La risoluzione evidenzia come entrambi abbiano lasciato una scia di distruzione e repressione che non può essere relativizzata o minimizzata.
Più recentemente, nel gennaio 2025, il Parlamento Europeo ha rafforzato questa posizione con una ulteriore risoluzione, chiedendo il divieto dell’uso di simboli nazisti e sovietici negli spazi pubblici all’interno dell’Unione Europea.
La risoluzione nasce dalla consapevolezza che, mentre in molti Paesi europei i simboli nazisti sono vietati e condannati senza ambiguità, la simbologia sovietica viene talvolta ancora banalizzata o perfino celebrata. L’obiettivo è quello di garantire un approccio coerente nella condanna di tutti i totalitarismi e delle ideologie che hanno portato alla repressione di milioni di persone.

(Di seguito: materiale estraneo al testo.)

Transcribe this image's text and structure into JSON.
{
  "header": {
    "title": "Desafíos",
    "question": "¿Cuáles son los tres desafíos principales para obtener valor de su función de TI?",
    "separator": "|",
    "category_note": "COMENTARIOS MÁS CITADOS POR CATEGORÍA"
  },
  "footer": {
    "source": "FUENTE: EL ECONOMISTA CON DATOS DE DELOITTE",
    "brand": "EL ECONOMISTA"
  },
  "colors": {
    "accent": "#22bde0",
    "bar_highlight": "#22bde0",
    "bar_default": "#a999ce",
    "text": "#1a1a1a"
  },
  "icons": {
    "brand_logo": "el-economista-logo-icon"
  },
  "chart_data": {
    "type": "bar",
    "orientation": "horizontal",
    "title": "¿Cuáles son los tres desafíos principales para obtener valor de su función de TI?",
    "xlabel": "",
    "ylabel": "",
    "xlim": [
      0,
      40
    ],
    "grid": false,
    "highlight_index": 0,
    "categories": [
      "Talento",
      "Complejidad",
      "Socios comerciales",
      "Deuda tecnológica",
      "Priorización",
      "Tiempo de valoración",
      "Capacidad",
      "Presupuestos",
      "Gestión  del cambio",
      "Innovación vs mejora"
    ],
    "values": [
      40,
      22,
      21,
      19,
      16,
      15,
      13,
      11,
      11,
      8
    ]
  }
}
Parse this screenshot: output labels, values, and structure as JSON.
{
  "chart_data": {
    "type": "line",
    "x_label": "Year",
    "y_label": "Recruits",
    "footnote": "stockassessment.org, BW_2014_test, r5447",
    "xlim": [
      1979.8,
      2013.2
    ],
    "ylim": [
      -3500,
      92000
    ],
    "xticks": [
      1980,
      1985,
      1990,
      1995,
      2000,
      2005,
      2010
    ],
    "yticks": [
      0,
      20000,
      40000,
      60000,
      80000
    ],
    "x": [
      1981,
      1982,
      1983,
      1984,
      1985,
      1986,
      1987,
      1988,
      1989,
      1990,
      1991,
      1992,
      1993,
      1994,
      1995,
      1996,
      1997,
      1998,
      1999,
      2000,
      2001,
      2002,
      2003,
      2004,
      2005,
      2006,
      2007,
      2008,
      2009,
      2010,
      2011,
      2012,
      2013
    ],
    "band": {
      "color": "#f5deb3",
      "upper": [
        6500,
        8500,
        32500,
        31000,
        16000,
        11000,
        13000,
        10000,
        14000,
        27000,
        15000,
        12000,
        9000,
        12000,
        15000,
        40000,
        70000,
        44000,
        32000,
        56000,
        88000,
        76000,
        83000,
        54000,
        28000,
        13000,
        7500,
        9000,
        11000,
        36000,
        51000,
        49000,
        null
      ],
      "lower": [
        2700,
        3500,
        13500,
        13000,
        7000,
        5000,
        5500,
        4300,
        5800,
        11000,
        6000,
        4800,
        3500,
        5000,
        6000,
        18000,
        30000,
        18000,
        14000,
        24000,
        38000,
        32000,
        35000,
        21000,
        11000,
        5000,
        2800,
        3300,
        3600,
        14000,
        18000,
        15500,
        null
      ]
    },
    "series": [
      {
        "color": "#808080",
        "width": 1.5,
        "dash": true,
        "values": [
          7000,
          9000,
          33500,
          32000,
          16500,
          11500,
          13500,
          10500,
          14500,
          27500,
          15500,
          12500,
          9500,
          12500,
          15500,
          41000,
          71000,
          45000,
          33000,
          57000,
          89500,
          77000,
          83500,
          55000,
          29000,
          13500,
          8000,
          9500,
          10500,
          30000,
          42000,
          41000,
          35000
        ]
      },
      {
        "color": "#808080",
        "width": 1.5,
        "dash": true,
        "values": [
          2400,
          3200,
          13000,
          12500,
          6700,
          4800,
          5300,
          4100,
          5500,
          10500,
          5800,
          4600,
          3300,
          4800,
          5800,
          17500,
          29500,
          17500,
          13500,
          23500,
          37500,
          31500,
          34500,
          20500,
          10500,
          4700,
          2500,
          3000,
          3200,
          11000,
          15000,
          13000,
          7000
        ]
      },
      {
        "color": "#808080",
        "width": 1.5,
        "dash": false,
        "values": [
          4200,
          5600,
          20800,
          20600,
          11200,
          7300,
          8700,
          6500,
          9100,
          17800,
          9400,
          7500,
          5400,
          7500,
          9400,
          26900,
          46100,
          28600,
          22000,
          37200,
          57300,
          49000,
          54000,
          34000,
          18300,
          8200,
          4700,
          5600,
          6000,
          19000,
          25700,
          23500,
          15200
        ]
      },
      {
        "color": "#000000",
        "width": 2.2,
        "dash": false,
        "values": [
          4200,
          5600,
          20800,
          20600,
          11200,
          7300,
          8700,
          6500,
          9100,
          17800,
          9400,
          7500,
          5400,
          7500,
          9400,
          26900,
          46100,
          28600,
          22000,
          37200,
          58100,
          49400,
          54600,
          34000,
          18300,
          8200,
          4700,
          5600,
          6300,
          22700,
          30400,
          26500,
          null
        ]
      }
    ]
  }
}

Ci si chiede quindi perché il Teatro alla Scala, un’istituzione culturale di fama mondiale, abbia ritenuto appropriato inserire la mappa dell’URSS in uno spettacolo destinato ai più giovani, senza fornire alcuna spiegazione storica? In un periodo in cui l'Ucraina, paese libero che lotta per la sua indipendenza contro il totalitarismo del Cremlino che allarga i suoi confini, risvegliare le ombre del passato attraverso questo tipo di scelte non può essere trattato con superficialità.
L’arte non è mai neutrale e, soprattutto quando si tratta di spettacoli destinati al pubblico giovane, ha la responsabilità di trasmettere valori chiari che confermino le conquiste delle virtù europee dopo la Seconda Guerra Mondiale. La presenza della mappa sovietica senza alcun contesto storico rischia di trasformare un simbolo di oppressione e terrore in un semplice elemento scenografico, cancellando la memoria di milioni di vittime.
Di fronte alle proteste, la soluzione appare semplice e doverosa: rimuovere la mappa dell’URSS e sostituirla con una rappresentazione storicamente e moralmente più adeguata. Non si tratta di censura, ma di rispetto per la storia e per la sofferenza di chi ha subito le atrocità di quel regime.
Il Teatro alla Scala ha oggi l’opportunità di dimostrare che la cultura è uno strumento di consapevolezza e giustizia. Ignorare questa richiesta significherebbe legittimare, seppur involontariamente, una narrazione che minimizza o addirittura glorifica un passato fatto di violenza e oppressione.
Milano, nonché la sua istituzione culturale più prestigiosa e d’avanguardia, possono e devono fare la differenza: la rimozione di quella mappa sarebbe un gesto di rispetto e di responsabilità, un segnale forte che l’arte non può essere complice dell’oblio, ma deve essere veicolo di memoria e verità.